Stihl Tirol baut aus

Stihl Tirol ist aktuell wieder auf der Suche nach Mitarbeitern.
Quelle: Stihl Tirol

Wesentlich für den Umsatzsprung sei die hohe Nachfrage nach Rasenmähern, Heckenscheren und anderen Gartengeräten. Einen Grund sieht Stihl Tirol Geschäftsführer Clemens Schaller unter anderem auch darin, dass durch die Kontakt- und Reisebeschränkungen viele Menschen mehr Zeit zu Hause verbrachten und vermehrt ins eigene Haus und in den eigenen Garten investiert haben. Der Trend in der Branche hin zu Akku-Produkten ist außerdem ungebrochen. Weiteres Wachstum gab es in der Produktgruppe der Mähroboter zu beobachten.
Am Standort in Langkampfen werden Rasenmäher, Mähroboter, Aufsitzmäher, Garten-Häcksler, Rasenlüfter, Motorhacken, Motorsägen, Motorsensen, Hoch-Entaster, Saug-Häcksler, Heckenscheren, Heckenschneider, Kombi-Motoren, Blasgeräte, Trennschleifer und Spezialernter produziert. Viele Produkte gibt es nicht nur mit Akku-, sondern auch mit Benzin- und Elektro-Antrieb.
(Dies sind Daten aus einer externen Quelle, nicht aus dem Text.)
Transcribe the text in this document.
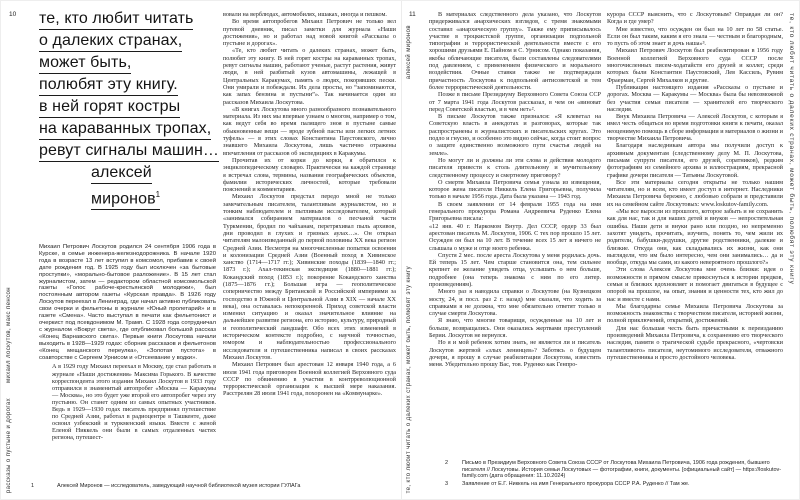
10
михаил лоскутов, макс пенсон
рассказы о пустыне и дорогах
те, кто любит читать
о далеких странах,
может быть,
полюбят эту книгу.
в ней горят костры
на караванных тропах,
ревут сигналы машин…
алексей
миронов$^1$

Михаил Петрович Лоскутов родился 24 сентября 1906 года в Курске, в семье инженера-железнодорожника. В начале 1920 года в возрасте 13 лет вступил в комсомол, прибавив к своей дате рождения год. В 1925 году был исключен «за бытовые проступки», «морально-бытовое разложение». В 15 лет стал журналистом, затем — редактором областной комсомольской газеты «Голос рабоче-крестьянской молодежи», был постоянным автором газеты «Курская правда». В 1926 году Лоскутов переехал в Ленинград, где начал активно публиковать свои очерки и фельетоны в журнале «Юный пролетарий» и в газете «Смена». Часто выступал в печати как фельетонист и очеркист под псевдонимом М. Трамп. С 1928 года сотрудничал с журналом «Вокруг света», где опубликовал большой рассказ «Конец Варнавского скита». Первые книги Лоскутова начали выходить в 1928—1929 годах: сборник рассказов и фельетонов «Конец мещанского переулка», «Золотая пустота» в соавторстве с Сергеем Урнисом и «Отсеевание у водки».

А в 1929 году Михаил переехал в Москву, где стал работать в журнале «Наши достижения» Максима Горького. В качестве корреспондента этого издания Михаил Лоскутов в 1933 году отправился в знаменитый автопробег «Москва — Каракумы — Москва», но это будет уже второй его автопробег через эту пустыню. Он станет одним из самых опытных участников. Ведь в 1929—1930 годах писатель предпринял путешествие по Средней Азии, работал в радиоцентре в Ташкенте, даже освоил узбекский и туркменский языки. Вместе с женой Еленой Никкель они были в самых отдаленных частях региона, путешест-

вовали на верблюдах, автомобилях, ишаках, иногда и пешком.

Во время автопробегов Михаил Петрович не только вел путевой дневник, писал заметки для журнала «Наши достижения», но и работал над новой книгой «Рассказы о пустыне и дорогах».

«Те, кто любит читать о далеких странах, может быть, полюбят эту книгу. В ней горят костры на караванных тропах, ревут сигналы машин, работают ученые, растут растения, живут люди, в ней разбитый кузов автомашины, лежащей в Центральных Каракумах, память о людях, покорявших пески. Они умирали и побеждали. Их дела просты, но “запоминаются, как запах бензина и пустыни”». Так начинается один из рассказов Михаила Лоскутова.

«В книгах Лоскутова много разнообразного познавательного материала. Из них мы впервые узнаем о многом, например о том, как ведут себя во время палящего зноя в пустыне самые обыкновенные вещи — вроде зубной пасты или легких летних туфель» — в этих словах Константина Паустовского, лично знавшего Михаила Лоскутова, лишь частично отражены впечатления от рассказов об экспедициях в Каракумы.

Прочитав их от корки до корки, я обратился к энциклопедическому словарю. Практически на каждой странице я встречал слова, термины, названия географических объектов, фамилии исторических личностей, которые требовали пояснений и комментариев.

Михаил Лоскутов предстал передо мной не только замечательным писателем, талантливым журналистом, но и тонким наблюдателем и пытливым исследователем, который «занимался собиранием материалов о песчаной части Туркмении, бродил по чайханам, перетряхивал пыль архивов, дни проводил в глухих и грязных аулах…». Он открыл читателям малоизведанный до первой половины XX века регион Средней Азии. Несмотря на многочисленные попытки освоения и колонизации Средней Азии (Военный поход в Хивинское ханство (1714—1717 гг.); Хивинские походы (1839—1840 гг.; 1873 г.); Ахал-текинская экспедиция (1880—1881 гг.); Кокандский поход (1853 г.); покорение Кокандского ханства (1875—1876 гг.); Большая игра — геополитическое соперничество между Британской и Российской империями за господство в Южной и Центральной Азии в XIX — начале XX века), она оставалась непокоренной. Приход советской власти изменил ситуацию и оказал значительное влияние на дальнейшее развитие региона, его историю, культуру, природный и геополитический ландшафт. Обо всех этих изменений в историческом контексте подробно, с научной точностью, юмором и наблюдательностью профессионального исследователя и путешественника написал в своих рассказах Михаил Лоскутов.

Михаил Петрович был арестован 12 января 1940 года, а 6 июля 1941 года приговорен Военной коллегией Верховного суда СССР по обвинению в участии в контрреволюционной террористической организации к высшей мере наказания. Расстрелян 28 июля 1941 года, похоронен на «Коммунарке».

1	Алексей Миронов — исследователь, заведующий научной библиотекой музея истории ГУЛАГа
11
алексей миронов
те, кто любит читать о далеких странах, может быть, полюбят эту книгу
те, кто любит читать о далеких странах, может быть, полюбят эту книгу

В материалах следственного дела указано, что Лоскутов придерживался анархических взглядов, с тремя знакомыми составил «анархическую группу». Также ему приписывалось участие в троцкистской группе, организации подпольной типографии и террористической деятельности вместе с его хорошими друзьями Е. Пайном и С. Урнисом. Однако показания, якобы обличающие писателя, были составлены следователями под давлением, с применением физического и морального воздействия. Очные ставки также не подтверждали причастность Лоскутова к подпольной антисоветской и тем более террористической деятельности.

Позже в письме Президиуму Верховного Совета Союза ССР от 7 марта 1941 года Лоскутов рассказал, в чем он «виноват перед Советской властью, и в чем нет»².

В письме Лоскутов также признался: «Я клеветал на Советскую власть в анекдотах и разговорах, которые так распространены в журналистских и писательских кругах. Это подло и гнусно, и особенно это видно сейчас, когда стоит вопрос о защите единственно возможного пути счастья людей на земле».

Но могут ли и должны ли эти слова и действия молодого писателя привести к столь длительному и мучительному следственному процессу и смертному приговору?

О смерти Михаила Петровича семья узнала из извещения, которое жена писателя Никкель Елена Григорьевна, получила только в начале 1956 года. Дата была указана — 1943 год.

В своем заявлении от 14 февраля 1955 года на имя генерального прокурора Романа Андреевича Руденко Елена Григорьевна писала:

«12 янв. 40 г. Наркомом Внутр. Дел СССР, ордер 33 был арестован писатель М. Лоскутов, 1906. С тех пор прошло 15 лет. Осужден он был на 10 лет. В течение всех 15 лет я ничего не слышала о муже и отце моего ребенка.

Спустя 2 мес. после ареста Лоскутова у меня родилась дочь. Ей теперь 15 лет. Чем старше становится она, тем сильнее крепнет ее желание увидеть отца, услышать о нем больше, подробнее (она теперь знакома с ним по его литер. произведениям).

Много раз я наводила справки о Лоскутове (на Кузнецком мосту, 24, и посл. раз 2 г. назад) мне сказали, что ходить за справками я не должна, что мне обязательно ответят только в случае смерти Лоскутова.

Я знаю, что многие товарищи, осужденные на 10 лет и больше, возвращались. Они оказались жертвами преступлений Берии. Лоскутов не вернулся.

Но я и мой ребенок хотим знать, не является ли и писатель Лоскутов жертвой «злых ленинцев»? Заботясь о будущем дочери, я прошу в случае реабилитации Лоскутова, известить меня. Убедительно прошу Вас, тов. Руденко как Генпро-

курора СССР выяснить, что с Лоскутовым? Оправдан ли он? Когда и где умер?

Мне известно, что осужден он был на 10 лет по 58 статье. Если он был таким, каким я его знала — честным и благородным, то пусть об этом знает и дочь наша»³.

Михаил Петрович Лоскутов был реабилитирован в 1956 году Военной коллегией Верховного суда СССР после многочисленных писем-ходатайств его друзей и коллег, среди которых были Константин Паустовский, Лев Кассиль, Рувим Фраерман, Сергей Михалков и другие.

Публикация настоящего издания «Рассказы о пустыне и дорогах. Москва — Каракумы — Москва» была бы невозможной без участия семьи писателя — хранителей его творческого наследия.

Внук Михаила Петровича — Алексей Лоскутов, с которым я имел честь общаться во время подготовки книги к печати, оказал неоценимую помощь в сборе информации и материалов о жизни и творчестве Михаила Петровича.

Благодаря наследникам автора мы получили доступ к архивным документам (следственному делу М. П. Лоскутова, письмам супруги писателя, его друзей, соратников), редким фотографиям из семейного архива и иллюстрациям, прекрасной графике дочери писателя — Татьяны Лоскутовой.

Все эти материалы сегодня открыты не только нашим читателям, но и всем, кто имеет доступ в интернет. Наследники Михаила Петровича бережно, с любовью собрали и представили их на семейном сайте Лоскутовых: www.loskutov-family.com.

«Мы все выросли из прошлого, которое забыть и не сохранить как для нас, так и для наших детей и внуков — непростительная ошибка. Наши дети и внуки рано или поздно, но непременно захотят увидеть, прочитать, изучить, понять то, чем жили их родители, бабушки-дедушки, другие родственники, далекие и близкие. Откуда они, как складывались их жизни, как они выглядели, что им было интересно, чем они занимались… да и вообще, откуда мы сами, из какого невероятного прошлого?»

Эти слова Алексея Лоскутова мне очень близки: идея о возможности в прямом смысле прикоснуться к истории предков, семьи и близких вдохновляет и помогает двигаться в будущее с опорой на прошлое, на опыт, знания и ценности тех, кто жил до нас и вместе с нами.

Мы благодарны семье Михаила Петровича Лоскутова за возможность знакомства с творчеством писателя, историей жизни, полной приключений, открытий, достижений.

Для нас большая честь быть причастными к переизданию произведений Михаила Петровича, к сохранению его творческого наследия, памяти о трагической судьбе прекрасного, «чертовски талантливого» писателя, неутомимого исследователя, отважного путешественника и просто достойного человека.

2	Письмо в Президиум Верховного Совета Союза СССР от Лоскутова Михаила Петровича, 1906 года рождения, бывшего писателя // Лоскутовы. История семьи Лоскутовых — фотографии, книги, документы. [официальный сайт] — https://loskutov-family.com (дата обращения: 11.10.2024)
3	Заявление от Е.Г. Никкель на имя Генерального прокурора СССР Р.А. Руденко // Там же.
Neue Kunststoff-Fertigung in Langkampfen

Ende April 2021 erfolgte der symbolische Spatenstich für eine Kunststoff-Fertigung am Firmengelände in Langkampfen. Der Neubau entsteht auf 3.500 m² neu verbauter Fläche, die Platz für eine Anlage mit vorerst zehn Spritzgussmaschinen sowie Freiflächen für zukünftige neue Montagelinien bietet. Das Investitionsvolumen beträgt rund 19 Millionen Euro. Dieser Schritt 40 Jahre nach der Gründung des Unternehmens Anfang 1981 sei ein erneutes Bekenntnis zum Standort. Stihl Tirol setzt damit auch stark auf eine Erhöhung der Fertigungstiefe, denn in Zukunft wird die Versorgung mit vielen Kunststoffteilen direkt vor Ort sichergestellt. Die neue Kunststoff-Fertigung hat viele Vorteile. Kosten in der Produktion und Logistik werden gespart und durch den Wegfall von LKW-Fahrten wird die Umweltbilanz verbessert. Zudem werden in Langkampfen neue Arbeitsplätze für 50 zusätzliche Mitarbeiter geschaffen. Die Fertigstellung des Erweiterungsbaus erfolgt bereits im Sommer 2022.